Solicitation and Texas Law
Written by Editor   
Thursday, June 04, 2015 12:00 AM

by Bryan Snoddy, General Counsel

Roughly one of every five phone calls and inquiries received by the Board’s legal staff is “Can I advertise this way” or “Will I get in trouble if I say this?

Let’s try to address some of those issues by reflecting upon some fairly concrete concepts that are well established in the law and the Board’s rules.

The first thing to recall is that the Board is a state agency of limited power. The primary limits on the power of the Board come from law that is enacted by the Legislature. As in the last Newsletter (Volume II, Issue 3- January 2015), the Texas Chiropractic Act provides both the source and the limitations on the Board’s authority.

Next, let’s examine a few of the important parts of the Chiropractic Act. The initial reference to advertising under the Act is located at section 201.155. This section provides that the Board may not adopt rules restricting advertising or competitive bidding by a person regulated by the Board except to prohibit false, misleading or deceptive practice by that person.

But it doesn’t stop there. The Board is also precluded from restricting the use of any advertising medium, restricting the person’s personal appearance or the use of the person’s voice, restricting the size or duration of an advertisement or restricting the use of a trade name.

What this means is that there is a lot of freedom to advertise in any way that a person believes will be most effective. But this should not been taken as a carte blanche opportunity to advertise without care.

This is probably a good time to have a short discussion about the various social media platforms used for advertising. In short, whether you choose Living Social, Groupon, Yelp, Google or a whole host of others, there is nothing illegal per se about using these platforms.

Please be aware that Texas has an anti- solicitation law and the Board has rules concerning advertising. As long as there is compliance with those laws and the Board’s rules, the use of these sites or any other advertising mechanism may be appropriate. The difficulty has arisen when some contractual agreements involved fee-splitting which runs afoul of the law.
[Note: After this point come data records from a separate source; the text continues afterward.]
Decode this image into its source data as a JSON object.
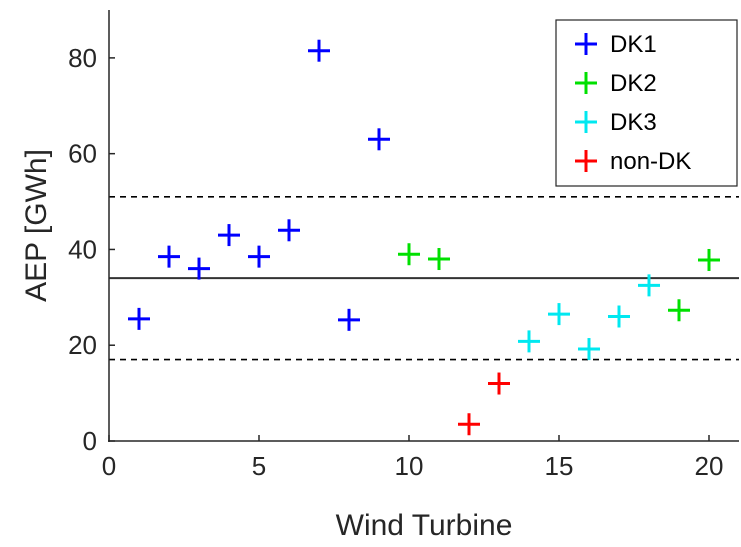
{
  "chart_data": {
    "type": "scatter",
    "xlabel": "Wind Turbine",
    "ylabel": "AEP [GWh]",
    "xlim": [
      0,
      21
    ],
    "ylim": [
      0,
      90
    ],
    "xticks": [
      0,
      5,
      10,
      15,
      20
    ],
    "yticks": [
      0,
      20,
      40,
      60,
      80
    ],
    "marker": "plus",
    "legend_position": "top-right",
    "series": [
      {
        "name": "DK1",
        "color": "#0000ff",
        "points": [
          [
            1,
            25.5
          ],
          [
            2,
            38.5
          ],
          [
            3,
            36
          ],
          [
            4,
            43
          ],
          [
            5,
            38.5
          ],
          [
            6,
            44
          ],
          [
            7,
            81.5
          ],
          [
            8,
            25.3
          ],
          [
            9,
            63
          ]
        ]
      },
      {
        "name": "DK2",
        "color": "#00e000",
        "points": [
          [
            10,
            39
          ],
          [
            11,
            38
          ],
          [
            19,
            27.3
          ],
          [
            20,
            37.8
          ]
        ]
      },
      {
        "name": "DK3",
        "color": "#00e8f0",
        "points": [
          [
            14,
            20.8
          ],
          [
            15,
            26.5
          ],
          [
            16,
            19.2
          ],
          [
            17,
            26
          ],
          [
            18,
            32.5
          ]
        ]
      },
      {
        "name": "non-DK",
        "color": "#ff0000",
        "points": [
          [
            12,
            3.5
          ],
          [
            13,
            12
          ]
        ]
      }
    ],
    "reference_lines": [
      {
        "y": 34,
        "style": "solid",
        "color": "#333333"
      },
      {
        "y": 51,
        "style": "dashed",
        "color": "#000000"
      },
      {
        "y": 17,
        "style": "dashed",
        "color": "#000000"
      }
    ]
  }
}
Because each contractual arrangement for various advertising mechanisms are not the same, it is not possible to declare that they are all in compliance with existing law. Some may be and others may not. In general, in any situation with critical variables, we encourage you to obtain legal counsel to ensure compliance with the law.

It is also important to exercise caution in the tone and manner in which you advertise. We know that everyone believes that they provide great chiropractic service to their patients, but how you say that can create difficulties that you would probably like to avoid.

Under section 201.502((a)(11) of the Chiropractic Act, advertising professional superiority, or advertising the performance of professional services in a superior manner, if that advertising is not readily subject to verification, can lead to an enforcement violation. The simple question to ask is “Can I objectively prove this statement?” If not, it is probably best to state it as an opinion or not to make the statement at all.

This doesn’t mean that you lose the ability to be creative but there are limits. In general, the law distinguishes puffery from false advertisements.

Puffery is the legal concept of a statement that is so unbelievable that no reasonable person would believe it to be true.

The best example I can find was articulated in the fight with Pizza Hut over the “Better Pizza, Better Ingredients” slogan used by Papa John’s. The Court concluded that a slogan, standing alone, is not an objectifiable statement of fact upon which that it would not rise to the level of an offense of the Lanham Act – the federal law which controls trademark usage and prohibits false advertisements.

The guidance to take from this is that we should draw a distinction of statements concerning that which can be verified as objective fact from that which cannot be verified as objective facts or is an individual’s opinion.

The reason this division is necessary is because the First Amendment guarantees the right of a person to give their opinion.

But on the other side of the coin, the Chiropractic Act is in place to promote the welfare and safety of the citizens of the State of Texas.